Não era necessária tanta modéstia. Linda Thompson não é Madonna mas, pelo menos, os anos (1974 a 1982) em que cantou e viveu ao lado de Richard Thompson e, oferecendo a voz a clássicos absolutos como I Want To See The Bright Lights Tonight (1974), Pour Down Like Silver (1975) ou Shoot Out The Lights (1982), disputou com Sandy Denny o titulo de "first lady of british folk-rock" – cantaram juntas uma única vez, em "When Will I Be Loved", dos Everley Brothers, no álbum-divertimento-de-"covers", Rock On (1972) da nata folk-rock inglesa, dissimulada sob o nome The Bunch – bastariam para que não precisasse da baralhação de Scorsese a fim de ser recordada. É certo que, nas três décadas pós-Richard & Linda Thompson, apenas gravou três álbuns a solo e nenhum deles particularmente impressionante.

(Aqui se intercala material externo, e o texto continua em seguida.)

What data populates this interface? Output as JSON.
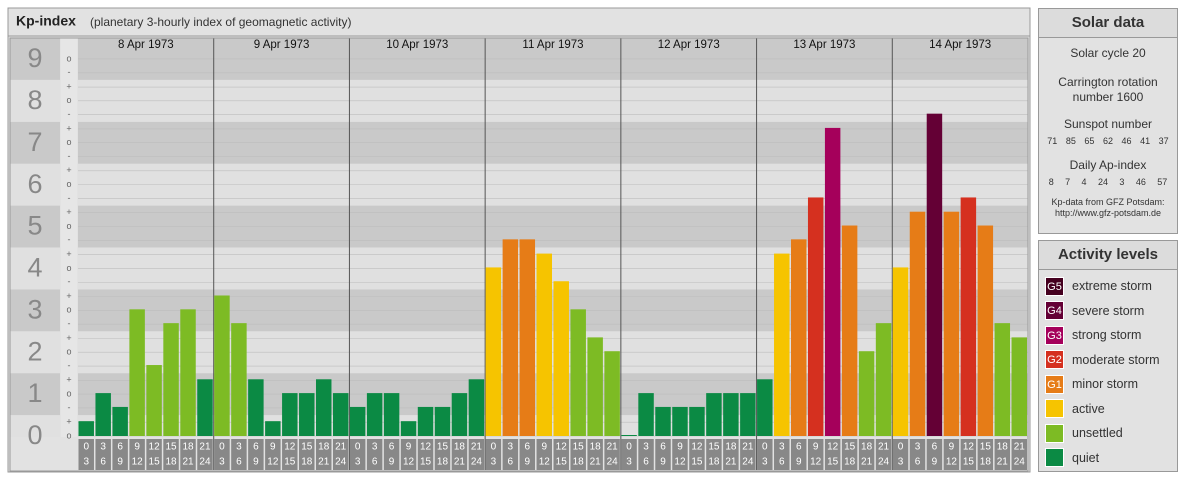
{
  "chart_data": {
    "type": "bar",
    "title": "Kp-index",
    "subtitle": "(planetary 3-hourly index of geomagnetic activity)",
    "days": [
      "8 Apr 1973",
      "9 Apr 1973",
      "10 Apr 1973",
      "11 Apr 1973",
      "12 Apr 1973",
      "13 Apr 1973",
      "14 Apr 1973"
    ],
    "hour_labels": [
      [
        "0",
        "3"
      ],
      [
        "3",
        "6"
      ],
      [
        "6",
        "9"
      ],
      [
        "9",
        "12"
      ],
      [
        "12",
        "15"
      ],
      [
        "15",
        "18"
      ],
      [
        "18",
        "21"
      ],
      [
        "21",
        "24"
      ]
    ],
    "values": [
      0.33,
      1,
      0.67,
      3,
      1.67,
      2.67,
      3,
      1.33,
      3.33,
      2.67,
      1.33,
      0.33,
      1,
      1,
      1.33,
      1,
      0.67,
      1,
      1,
      0.33,
      0.67,
      0.67,
      1,
      1.33,
      4,
      4.67,
      4.67,
      4.33,
      3.67,
      3,
      2.33,
      2,
      0,
      1,
      0.67,
      0.67,
      0.67,
      1,
      1,
      1,
      1.33,
      4.33,
      4.67,
      5.67,
      7.33,
      5,
      2,
      2.67,
      4,
      5.33,
      7.67,
      5.33,
      5.67,
      5,
      2.67,
      2.33
    ],
    "colors": [
      "#0b8a44",
      "#0b8a44",
      "#0b8a44",
      "#7dbb24",
      "#7dbb24",
      "#7dbb24",
      "#7dbb24",
      "#0b8a44",
      "#7dbb24",
      "#7dbb24",
      "#0b8a44",
      "#0b8a44",
      "#0b8a44",
      "#0b8a44",
      "#0b8a44",
      "#0b8a44",
      "#0b8a44",
      "#0b8a44",
      "#0b8a44",
      "#0b8a44",
      "#0b8a44",
      "#0b8a44",
      "#0b8a44",
      "#0b8a44",
      "#f6c400",
      "#e67c17",
      "#e67c17",
      "#f6c400",
      "#f6c400",
      "#7dbb24",
      "#7dbb24",
      "#7dbb24",
      "#0b8a44",
      "#0b8a44",
      "#0b8a44",
      "#0b8a44",
      "#0b8a44",
      "#0b8a44",
      "#0b8a44",
      "#0b8a44",
      "#0b8a44",
      "#f6c400",
      "#e67c17",
      "#d5301f",
      "#a5005b",
      "#e67c17",
      "#7dbb24",
      "#7dbb24",
      "#f6c400",
      "#e67c17",
      "#640035",
      "#e67c17",
      "#d5301f",
      "#e67c17",
      "#7dbb24",
      "#7dbb24"
    ],
    "ylim": [
      0,
      9.5
    ],
    "yticks": [
      0,
      1,
      2,
      3,
      4,
      5,
      6,
      7,
      8,
      9
    ],
    "minor_ticks": [
      {
        "value": 0,
        "label": "o"
      },
      {
        "value": 0.33,
        "label": "+"
      },
      {
        "value": 0.67,
        "label": "-"
      },
      {
        "value": 1,
        "label": "o"
      },
      {
        "value": 1.33,
        "label": "+"
      },
      {
        "value": 1.67,
        "label": "-"
      },
      {
        "value": 2,
        "label": "o"
      },
      {
        "value": 2.33,
        "label": "+"
      },
      {
        "value": 2.67,
        "label": "-"
      },
      {
        "value": 3,
        "label": "o"
      },
      {
        "value": 3.33,
        "label": "+"
      },
      {
        "value": 3.67,
        "label": "-"
      },
      {
        "value": 4,
        "label": "o"
      },
      {
        "value": 4.33,
        "label": "+"
      },
      {
        "value": 4.67,
        "label": "-"
      },
      {
        "value": 5,
        "label": "o"
      },
      {
        "value": 5.33,
        "label": "+"
      },
      {
        "value": 5.67,
        "label": "-"
      },
      {
        "value": 6,
        "label": "o"
      },
      {
        "value": 6.33,
        "label": "+"
      },
      {
        "value": 6.67,
        "label": "-"
      },
      {
        "value": 7,
        "label": "o"
      },
      {
        "value": 7.33,
        "label": "+"
      },
      {
        "value": 7.67,
        "label": "-"
      },
      {
        "value": 8,
        "label": "o"
      },
      {
        "value": 8.33,
        "label": "+"
      },
      {
        "value": 8.67,
        "label": "-"
      },
      {
        "value": 9,
        "label": "o"
      }
    ],
    "grid": true
  },
  "solar_data": {
    "title": "Solar data",
    "solar_cycle": "Solar cycle 20",
    "carrington": [
      "Carrington rotation",
      "number 1600"
    ],
    "sunspot_title": "Sunspot number",
    "sunspot_numbers": [
      "71",
      "85",
      "65",
      "62",
      "46",
      "41",
      "37"
    ],
    "ap_title": "Daily Ap-index",
    "ap_values": [
      "8",
      "7",
      "4",
      "24",
      "3",
      "46",
      "57"
    ],
    "source": [
      "Kp-data from GFZ Potsdam:",
      "http://www.gfz-potsdam.de"
    ]
  },
  "activity_levels": {
    "title": "Activity levels",
    "items": [
      {
        "badge": "G5",
        "label": "extreme storm",
        "color": "#45001f"
      },
      {
        "badge": "G4",
        "label": "severe storm",
        "color": "#640035"
      },
      {
        "badge": "G3",
        "label": "strong storm",
        "color": "#a5005b"
      },
      {
        "badge": "G2",
        "label": "moderate storm",
        "color": "#d5301f"
      },
      {
        "badge": "G1",
        "label": "minor storm",
        "color": "#e67c17"
      },
      {
        "label": "active",
        "color": "#f6c400"
      },
      {
        "label": "unsettled",
        "color": "#7dbb24"
      },
      {
        "label": "quiet",
        "color": "#0b8a44"
      }
    ]
  }
}
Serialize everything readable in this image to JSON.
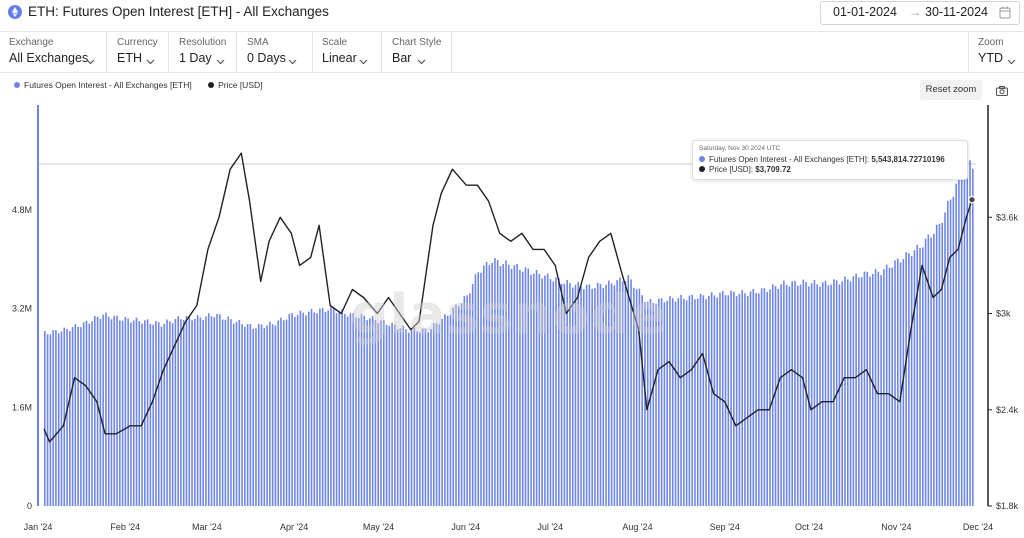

Mas, se isso for indispensável, Won’t Be Long Now tratará imediatamente de repor a justiça: parte assunto de família (os três filhos músicos, Teddy, Kamila e Muna, o neto-idem, Zak, e Richard Thompson a dar uma mão), parte reunião de sábios da cena folk (Martin e Eliza Carthy, John Kirkpatrick, Dave Swarbrick e Gerry Conway), é o género de disco que estabelece ligação instantânea com o melhor dela que guardávamos na memória. "Love’s For Babies And Fools" (“My father is a traveller, he has a cuckold's luck, my mother is a queen, but her hands are tied with blood, I have a brother in the graveyard, my sister has the blues, I care only for myself, love's for babies and fools”), parece destilada no mesmo alambique de fel da velha "The End Of The Rainbow", "Never The Bride" (“At sixteen I fell for Billy, he was a tall and bonny youth, a friend to every pretty girl but a stranger to the truth”) transporta os Fairports para o século XXI, e, por entre outras nove jóias – a exuberante "Mr. Tams", a gélida a cappella, "Blue Bleezin Blind Drunk"… –, também "Paddy’s Lamentation", só voz e guitarra, em levitação sobre o tempo.

04 August 2009

NEIL HANNON PARA O CLUBE DISNEY



Patrick Wolf - The Bachelor

Patrick Wolf é um Elton John contemporâneo que escreve canções sobre minotauros, um Marc Almond que se deixa inspirar por conversas com satanistas em quartos de hotel, um Billy Corgan sinfónico que imagina que “over the top” é sinónimo de “less is more”, um "ersatz" do Bowie andrógino com queda para compor hinos de realismo-socialista com revolucionários apelos corais de “rise up!”, uma Kate Bush algo mais destrambelhada. Em The Bachelor, tudo isso acaba por se sintetizar numa versão um bocadinho peculiar de Neil Hannon-para-o-Clube-Disney, com pinceladas “célticas” (cortesia de Eliza Carthy”) e interpelações em spoken word da “voz da esperança” (Tilda Swinton). Sim, o moço (se esquecermos os satanistas) até sabe escolher as companhias mas, no que era suposto ser um duplo-álbum – afinal, o segundo tomo só será publicado no próximo ano – de despenteada maturidade (“I want to grow old disgracefully. I want to become more and more unconventional”), isso não é, de todo, suficiente. Sem querer ser excessivamente desagradável, dir-se-ia mesmo que The Bachelor até é bastante aborrecido.